Co-Founding Partner at Interpretable AI
Dr. Daisy Zhuo is a Co-Founding Partner at Interpretable AI. She has extensive experience solving industry problems using advanced predictive and prescriptive analytics and AI systems, especially in the fields of health care and banking. She has a PhD in Operations Research at MIT, during which she has developed a range of cutting-edge machine learning techniques such as Optimal Imputation and Robust Classifications, with publications in major academic journals. Prior to MIT, Daisy was an analyst at an economics and health care consulting company.
Track: Data Mining
Tuesday, April 16, 11:30am–12:20pm
Optimal Imputation: Automated Data Quality Assurance and Improvement
Data quality issues such as missing values and outliers remain a key roadblock to deriving value from big data and machine learning deployments.
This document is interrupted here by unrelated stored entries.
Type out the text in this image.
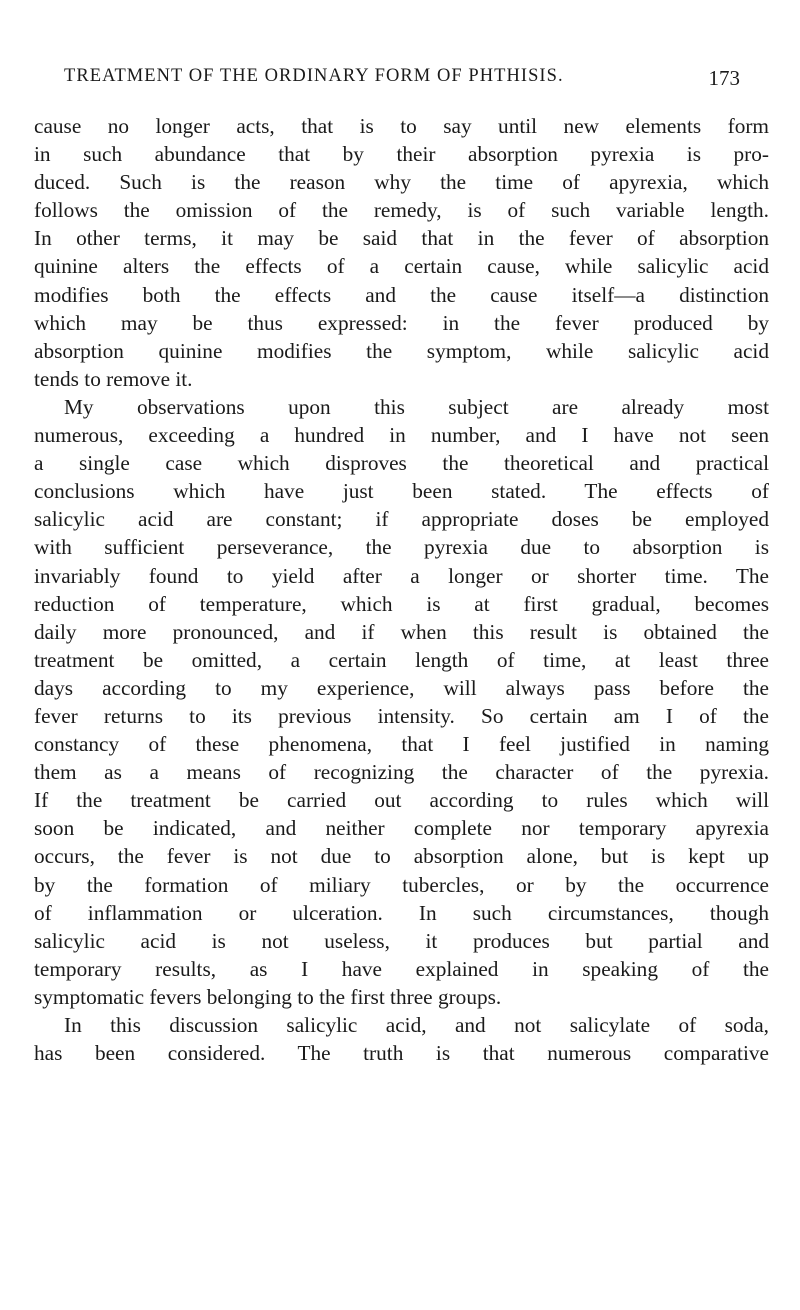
TREATMENT OF THE ORDINARY FORM OF PHTHISIS.	173
cause no longer acts, that is to say until new elements form
in such abundance that by their absorption pyrexia is pro-
duced. Such is the reason why the time of apyrexia, which
follows the omission of the remedy, is of such variable length.
In other terms, it may be said that in the fever of absorption
quinine alters the effects of a certain cause, while salicylic acid
modifies both the effects and the cause itself—a distinction
which may be thus expressed: in the fever produced by
absorption quinine modifies the symptom, while salicylic acid
tends to remove it.
My observations upon this subject are already most
numerous, exceeding a hundred in number, and I have not seen
a single case which disproves the theoretical and practical
conclusions which have just been stated. The effects of
salicylic acid are constant; if appropriate doses be employed
with sufficient perseverance, the pyrexia due to absorption is
invariably found to yield after a longer or shorter time. The
reduction of temperature, which is at first gradual, becomes
daily more pronounced, and if when this result is obtained the
treatment be omitted, a certain length of time, at least three
days according to my experience, will always pass before the
fever returns to its previous intensity. So certain am I of the
constancy of these phenomena, that I feel justified in naming
them as a means of recognizing the character of the pyrexia.
If the treatment be carried out according to rules which will
soon be indicated, and neither complete nor temporary apyrexia
occurs, the fever is not due to absorption alone, but is kept up
by the formation of miliary tubercles, or by the occurrence
of inflammation or ulceration. In such circumstances, though
salicylic acid is not useless, it produces but partial and
temporary results, as I have explained in speaking of the
symptomatic fevers belonging to the first three groups.
In this discussion salicylic acid, and not salicylate of soda,
has been considered. The truth is that numerous comparative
We developed Optimal Imputation, a novel framework to impute missing data by jointly optimizing the values and the model (KNN, SVM, or decision-tree based models) on the data. In large-scale synthetic and real data experiments, we show Optimal Imputation produces the best overall imputation in the majority of all datasets benchmarked against state-of-the-art methods, with an average reduction of imputation errors by 10-15%. It further leads to significant improvement in regression (0.05 increase in R2) and classification (2% improvement in accuracy) tasks. We demonstrate the impact in real-world applications in insurance, banking, and health care settings.